China’s service sector was growing in December, supported by ongoing stimulus measures that boosted domestic demand. Additionally, the downturn in overseas orders saw some alleviation, contributing to a positive performance in the services sector – the Caixin Services PMI experienced robust growth in December, reaching 52.9 points, an acceleration from the previous month’s 51.5. China’s manufacturing sector, which holds a larger share of the economy than services, experienced a slight expansion in December. This was attributed to stronger increases in both output and new orders – the Caixin/S&P Global manufacturing PMI rose to 50.8 in December, up from 50.7 in November. The Caixin PMI presents a contrasting view compared to the official data, which revealed a greater-than-expected contraction in manufacturing activity during December.
Gold price, USD/oz
No changes to our trading strategies
For trading purposes, December gave us a chance to sell EUR/USD above 1.1000 level hence not changing our longer-term dollar-positive outlook and letting us doing more of the same, i.e. selling the pair above 1.1000 and buying near 1.05-1.0600 support zone. We want to see EUR/USD putting pressure on 1.0500 going into spring, as this would confirm our dollar-positive scenario. Certainly, we don’t want to see EUR/USD trading far above 1.1200 resistance level, as it would force us to re-think our strategy.

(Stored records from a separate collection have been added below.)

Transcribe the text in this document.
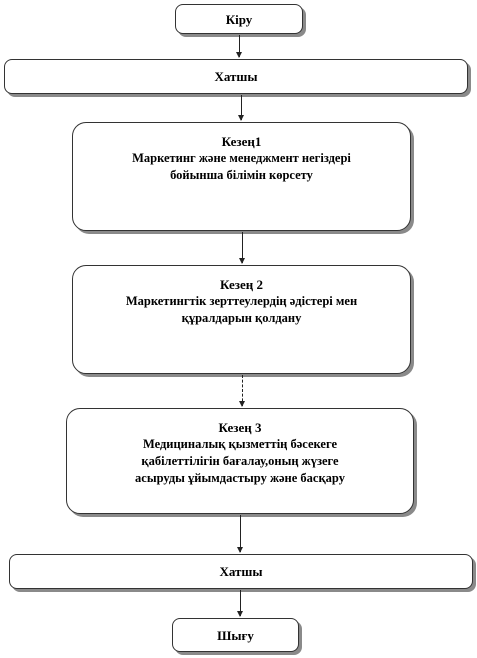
Кіру
Хатшы
Кезең1
Маркетинг және менеджмент негіздері
бойынша білімін көрсету
Кезең 2
Маркетингтік зерттеулердің әдістері мен
құралдарын қолдану
Кезең 3
Медициналық қызметтің бәсекеге
қабілеттілігін бағалау,оның жүзеге
асыруды ұйымдастыру және басқару
Хатшы
Шығу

Metals were quite indecisive with gold still posing a question regarding its recent breakout validity. While metal’s charts are indeed encouraging, we do not want to proclaim victory and think that it might not be a bad idea to take partial profits at current price levels, keeping some powder dry for future trades. Silver looks neutral at current levels. We see the latest price action as gathering steam for an upside breakout, but XAG/USD 24-25 resistance is too strong of an obstacle at the moment, so a test of XAG/USD 21 support is not off the cards. We certainly would be trying to buy such dips (bearing in mind proper risk management, since market fluctuates with 10-20% price swings), looking for eventual capitulation of bears with initial aim being closer to 30 dollars per troy ounce mark.
December was as good of a month for bond buyers as November was. Indeed, we like the direction of the bond market, but at same time we would not be surprised to see some correction / consolidation going into spring. We would certainly use this price correction to add to our bond positions for a larger move higher going deeper into 2024. Oil and a gas are still a “tough call” as December was quite directionless. We would definitely want to keep small longs in energy sector, but shall wait for clearer signals to call next larger move.
Benchmark 10-year bond yields
So, where are we at the very beginning of 2024? Many equity indices of developed countries are at / near their historical highs, yields on 10-year treasuries are at their last year’s averages, and retail investors are almost fully invested. The conclusions are self-evident: the market needs a “détente”, at least temporarily. The correction of the S&P 500 to the levels of 4400-4500 looks quite appropriate, as well as the return of 10-year Treasury yields to the levels of 4.30-4.35% (at least for the sake of smoothing out the sharp movements of November-December).
Further happenings on the markets will be determined by economic data, primarily inflation and unemployment indicators, as well as (as usual) company reports. According to FactSet, in the 4th quarter of 2023, the profitability growth of companies included in the S&P 500 is expected to be 1.3% compared to the 3rd quarter. As most analysts note, given the expectation of a recession, most companies’ earnings forecasts have been underestimated, so surprises on the upside should be expected, which could help the market in the short-term.